Wir hätten noch Stunden so weitermachen können. Ich hatte das seltsame Gefühl, mich in einer Zeitschleife zu befinden, aus der ich alleine nicht mehr herausfinden würde. Ich sah Rabe an, und er sah mich an. Eigenartigerweise hatte ich den Eindruck, dass er genau wusste, wie es mir ging. Vielleicht war dem auch so, denn plötzlich kam Bewegung in ihn. Nachdem er hastig seinen Chef gemustert hatte – zumindest ging ich davon aus, dass Hein der Chef war – sagte er zu mir:
„Wir haben ein Problem. Eine Leiche im Keller, ein Mensch, der auf ziemlich ... ungewöhnliche Art und Weise getötet wurde.“
„Ungewöhnlich, ach was“, sagte Hein wegwerfend. „Ein ganz normaler Mord, wenn Sie mich fragen.“ Er lehnte sich vertraulich zu mir.
„Rabe hat eine ausgewachsene Leichenphobie.“
„Das ist nicht wahr“, sagte Rabe traurig.
„Wohl wahr“, zischte Hein zu ihm hinüber. Dann, wieder zu mir gewandt: „Jedes Mal, wenn er eine Leiche sieht, läuft er grün an. Können Sie sich das vorstellen? Ein Polizeiunterkommissar, der kein Blut sehen kann. Begreifen Sie, warum ein Mensch mit einer Leichenphobie bei der Polizei arbeitet?“
Ich hätte sterben können vor Sorge. Ich musste wissen, was eigentlich passiert war. Vielleicht hing bereits der Schatten des Todes über mir. In jedem Fall stünden meine Karten besser, wenn ich endlich erfuhr, was gespielt wurde. Aber mir war klar, dass ich so nicht weiter kam.

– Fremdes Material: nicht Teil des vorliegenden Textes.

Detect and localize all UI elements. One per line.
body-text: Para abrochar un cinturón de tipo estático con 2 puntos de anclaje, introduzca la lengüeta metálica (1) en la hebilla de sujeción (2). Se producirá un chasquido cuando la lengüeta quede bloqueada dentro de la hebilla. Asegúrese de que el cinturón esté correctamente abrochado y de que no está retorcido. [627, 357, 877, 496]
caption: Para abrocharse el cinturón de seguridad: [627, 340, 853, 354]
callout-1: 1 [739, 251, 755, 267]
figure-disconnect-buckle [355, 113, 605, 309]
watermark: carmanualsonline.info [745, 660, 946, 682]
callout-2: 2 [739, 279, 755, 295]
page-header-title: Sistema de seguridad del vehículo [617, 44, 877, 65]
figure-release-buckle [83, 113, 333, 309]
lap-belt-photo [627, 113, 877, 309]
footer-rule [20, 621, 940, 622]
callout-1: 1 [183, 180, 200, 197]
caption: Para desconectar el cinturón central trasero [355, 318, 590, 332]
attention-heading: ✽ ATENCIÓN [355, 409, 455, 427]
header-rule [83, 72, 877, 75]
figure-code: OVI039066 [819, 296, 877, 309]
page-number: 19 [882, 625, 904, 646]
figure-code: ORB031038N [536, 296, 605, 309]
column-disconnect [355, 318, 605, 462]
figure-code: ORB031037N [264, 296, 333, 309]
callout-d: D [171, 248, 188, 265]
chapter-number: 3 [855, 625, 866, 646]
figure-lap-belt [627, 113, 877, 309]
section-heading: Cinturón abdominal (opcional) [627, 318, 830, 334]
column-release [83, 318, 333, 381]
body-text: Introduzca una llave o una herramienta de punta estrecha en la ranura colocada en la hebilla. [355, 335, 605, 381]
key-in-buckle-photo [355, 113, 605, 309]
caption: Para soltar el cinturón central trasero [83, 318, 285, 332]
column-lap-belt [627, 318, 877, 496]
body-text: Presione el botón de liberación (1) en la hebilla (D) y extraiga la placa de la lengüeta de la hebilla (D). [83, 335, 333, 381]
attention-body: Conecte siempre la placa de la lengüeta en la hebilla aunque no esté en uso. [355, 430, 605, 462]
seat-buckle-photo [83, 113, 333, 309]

Ich hatte mal einen Freund, der seine Ausbildung beim Militär absolviert hatte. Er war Spezialist für Desinformation. Als er ins Zivilleben zurückkehrte, begann er, für ein Filmstudio zu arbeiten. Innerhalb weniger Wochen schaffte er es, das Sozialgefüge des Studios zu sprengen.

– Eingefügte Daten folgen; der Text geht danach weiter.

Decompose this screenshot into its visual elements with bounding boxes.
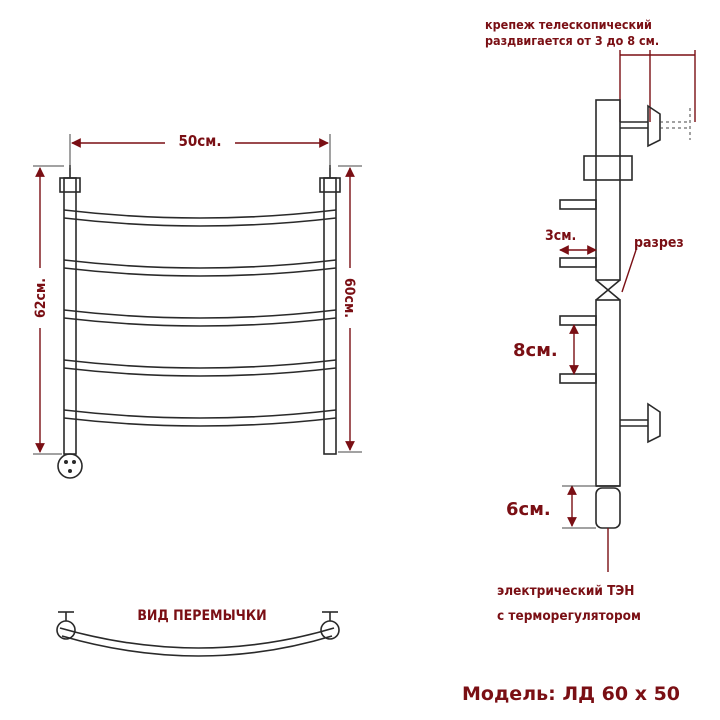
gap-6-label: 6см.	[506, 499, 551, 520]
section-break	[596, 280, 620, 300]
right-height-label: 60см.	[341, 277, 357, 319]
heater-caption-line1: электрический ТЭН	[497, 583, 635, 599]
rungs	[64, 210, 336, 426]
lower-pipe	[596, 300, 620, 486]
collar	[584, 156, 632, 180]
rung-1	[64, 210, 336, 226]
jumper-view-label: ВИД ПЕРЕМЫЧКИ	[137, 608, 267, 624]
rung-4	[64, 360, 336, 376]
right-top-cap	[320, 178, 340, 192]
section-label: разрез	[634, 235, 684, 251]
width-label: 50см.	[178, 132, 222, 150]
heater-caption-line2: с терморегулятором	[497, 608, 641, 624]
rung-3	[64, 310, 336, 326]
left-height-label: 62см.	[33, 277, 49, 319]
rung-5	[64, 410, 336, 426]
front-view	[30, 128, 362, 478]
gap-8-label: 8см.	[513, 340, 558, 361]
jumper-arc	[60, 628, 334, 656]
upper-pipe	[596, 100, 620, 280]
left-top-cap	[60, 178, 80, 192]
mount-note-line1: крепеж телескопический	[485, 17, 652, 32]
rung-2	[64, 260, 336, 276]
bottom-plug	[58, 454, 82, 478]
lower-wall-mount	[648, 404, 660, 442]
heating-element	[596, 488, 620, 528]
model-label: Модель: ЛД 60 х 50	[462, 683, 681, 705]
jumper-view	[57, 608, 339, 656]
mount-note-line2: раздвигается от 3 до 8 см.	[485, 33, 660, 48]
side-view	[485, 17, 695, 624]
gap-3-label: 3см.	[545, 228, 577, 244]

Hein hatte ausgesprochene Ähnlichkeit mit ihm. Was der Kommissar allerdings nicht ahnen konnte: Ich hatte einen ganz privaten Selbstverteidigungskurs bei meinem Freund absolviert. Eigentlich sind die Mechanismen einfach, jeder Idiot kann die Hebel bedienen, sobald er weiß wie sie funktionieren. Sogar ich, obwohl ich in Strategiespielen und menschlichem Miteinander nicht gerade ein Genie bin. Aber jetzt, das war mir klar, ging es um alles.
Das Wort „Mord“ war gefallen, und das kalte Vogelauge des Kommissars ließ keinen Zweifel daran, dass er mir an den Kragen wollte. Warum auch immer.
Befindet man sich im Strudel der Desinformation, muss man die Schwachstelle des Feindes ausmachen und ihn dort angreifen, wo er sich am schlechtesten zu wehren vermag.
Ich musterte Franz Rabe. Blendete Hein vollständig aus, als würde er nicht existieren, und sprach mit seinem Untergebenen:
„Könnten Sie mir in zwei, drei Sätzen sagen, was passiert ist? Ich habe das Gefühl, dass Sie sehr gut im Erfassen und Darlegen logischer Zusammenhänge sind.“
Eisige Stille senkte sich über den Raum. Rabe erbleichte und warf einen hastigen Blick zu seinem Chef. Dieser starrte nur schmallippig zurück. Dann mach doch, wenn du so toll bist, schien dieser Blick zu sagen.